Todavia, a sobremesa já tinha feito a sua aparição muitos anos antes, numa outra revista de culinária, a mais antiga e já desaparecida Banquete (1960-1974), que tinha chancela do Gás Cidla e direcção de Maria Emília Cancella de Abreu. Surge no número 17 (Julho de 1961).

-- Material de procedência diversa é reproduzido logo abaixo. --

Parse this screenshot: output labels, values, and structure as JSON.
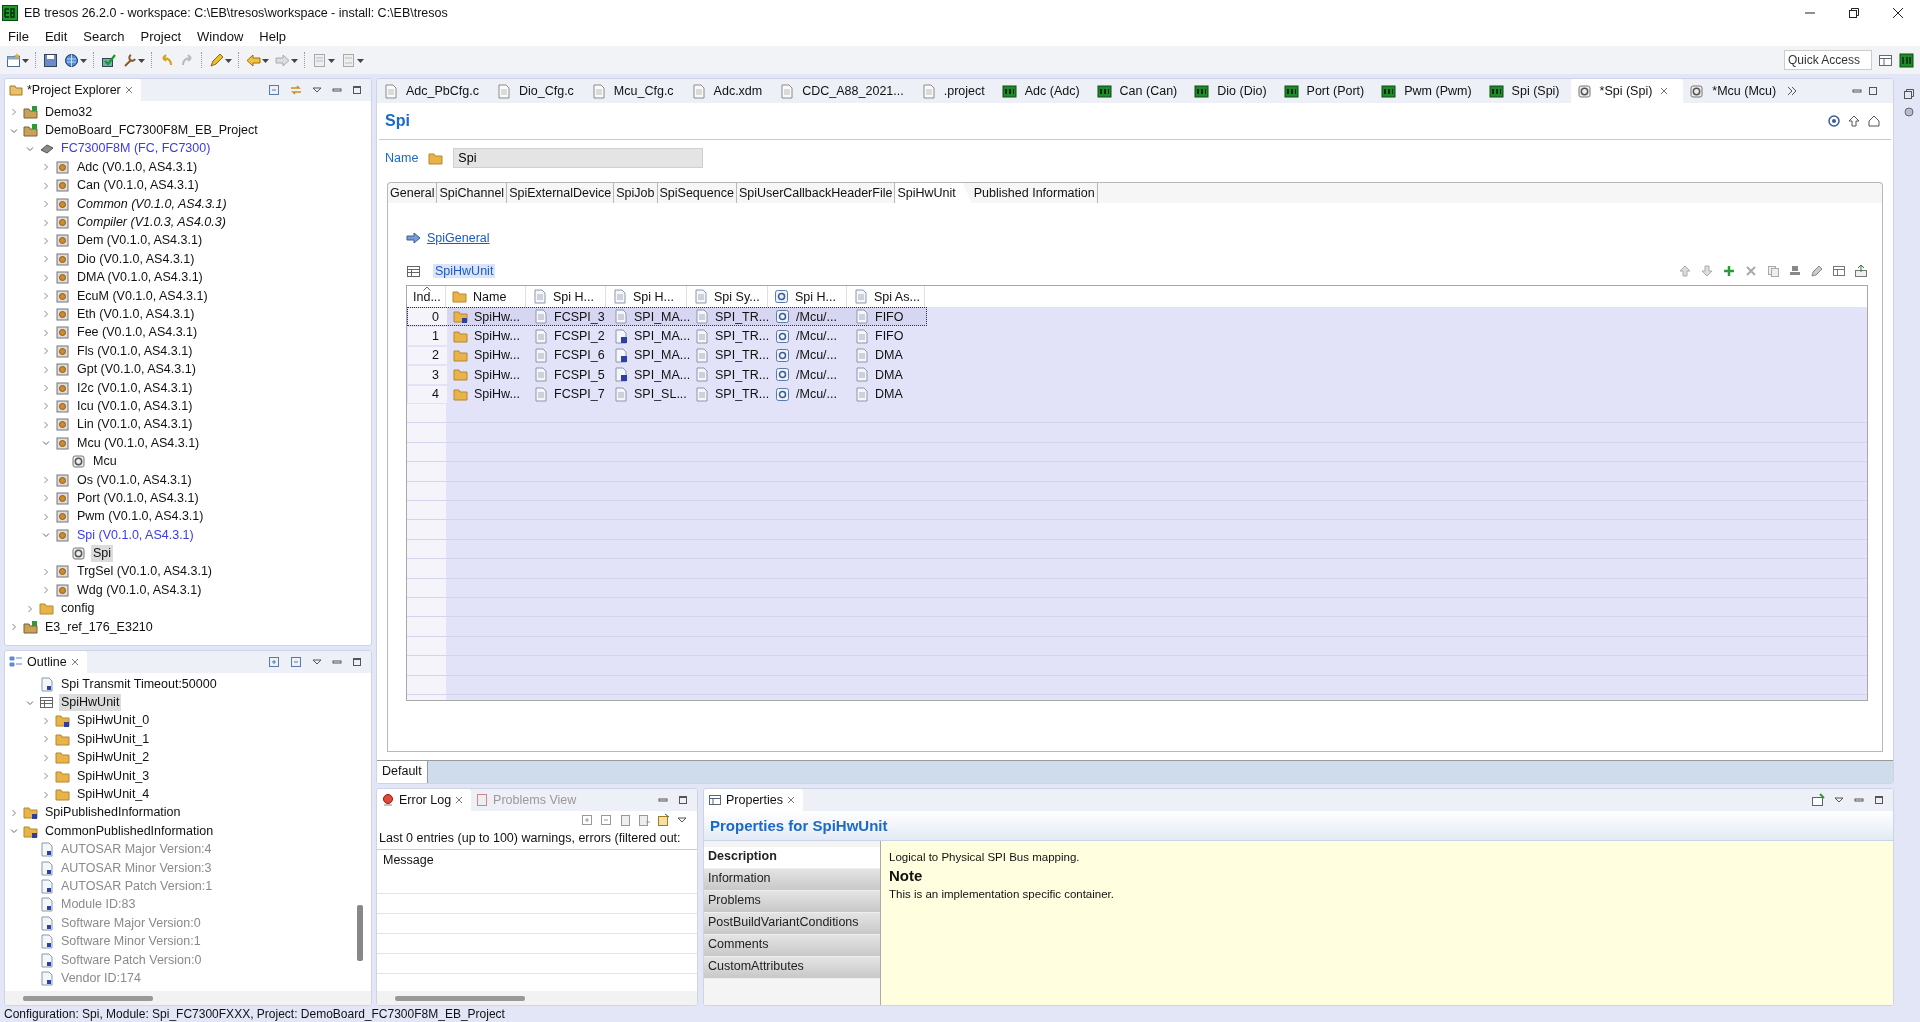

Para além de se afiançar ser uma receita económica, as duas publicações apresentam outra particularidade comum, e assaz curiosa. De facto, nem uma nem outra apelidam a sobremesa de “baba-de-camelo”. Considerariam o nome, que corria já oralmente o país de lés-a-lés, pouco digno de figurar nas suas páginas? Quereriam rebaptizar o doce, conferindo-lhe mais seriedade? Ou não desejariam desencorajar o leitor, como o fizera a dona Valentina com alguns dos seus convidados?

Assim, temos em ambas as revistas a mais elegante e afrancesada denominação “mousse de caramelo de leite” (Banquete) e “mousse de leite condensado” (Tele Culinária e Doçaria), a que não será alheio o facto de a receita incorporar claras batidas em castelo, tornando-a mais leve e fofa do que os doces de leite supramencionados.

O povo, contudo, manter-se-ia fiel ao singular nome e a iguaria, de babar e chorar por mais, continuaria a figurar como baba-de-camelo nas bocas e mesas dos lares e restaurantes portugueses.

Doce e peganhenta, como é seu apanágio. A sobremesa. A baba do camelo não chegámos a provar.